The outcome of that consultation was that after the first year, Rushcliffe’s CPF became No 1 in the CPF league table. Feeding back that success and highlighting my appreciation for their participation was a key part of marketing the consultations to our members over the next year. With good attendance (and being flexible to run as a single group or as multiple group discussions) and submitted reports always in the top five for noteworthy comments, has ensured we retained our No 1 spot.
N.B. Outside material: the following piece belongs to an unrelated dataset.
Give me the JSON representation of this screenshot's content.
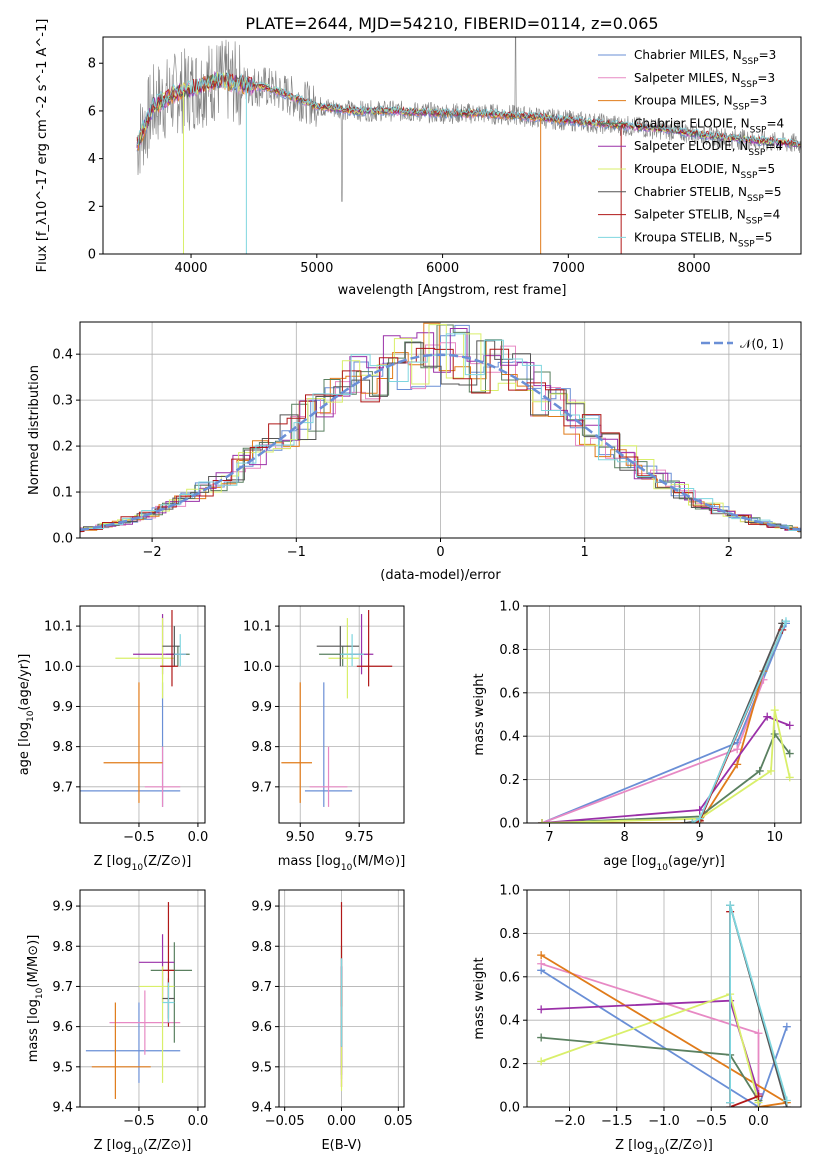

Of the four Ps (People, Place, Policy and Participation) I believe that ensuring people feel their Participation is valued and worthwhile is the most important.

As I have launched and run Rushcliffe CPF group for two years, it’s now time to step away and hand that opportunity on to someone else. I ran my last consultation just before Christmas. Again as a fundraiser with hot food (I cooked this time), consultation, quiz and speaker CPF Manager John Hayward by Zoom. It went well and was enjoyed by everyone. As someone else steps into my shoes they will have their own ideas and style of running things. I will continue to market our consultations to members in our newsletter and support Rushcliffe’s new CPF leader in my role as Chairman.

For me the most important part of the CPF is that our members feel listened to, learn something about policy from the discussion and, most importantly, enjoy the event and know that their participation is valued. After all, the Policy Forum and the feedback it provides from our members to the Conservative Party is an excellent barometer of whether our members consider we are going in the right direction. If the voice of our membership is listened to, then members will support us and, most importantly, vote for a Conservative Government. That is why the work of everyone in the CPF is so valuable and I am proud to have been part of that contribution.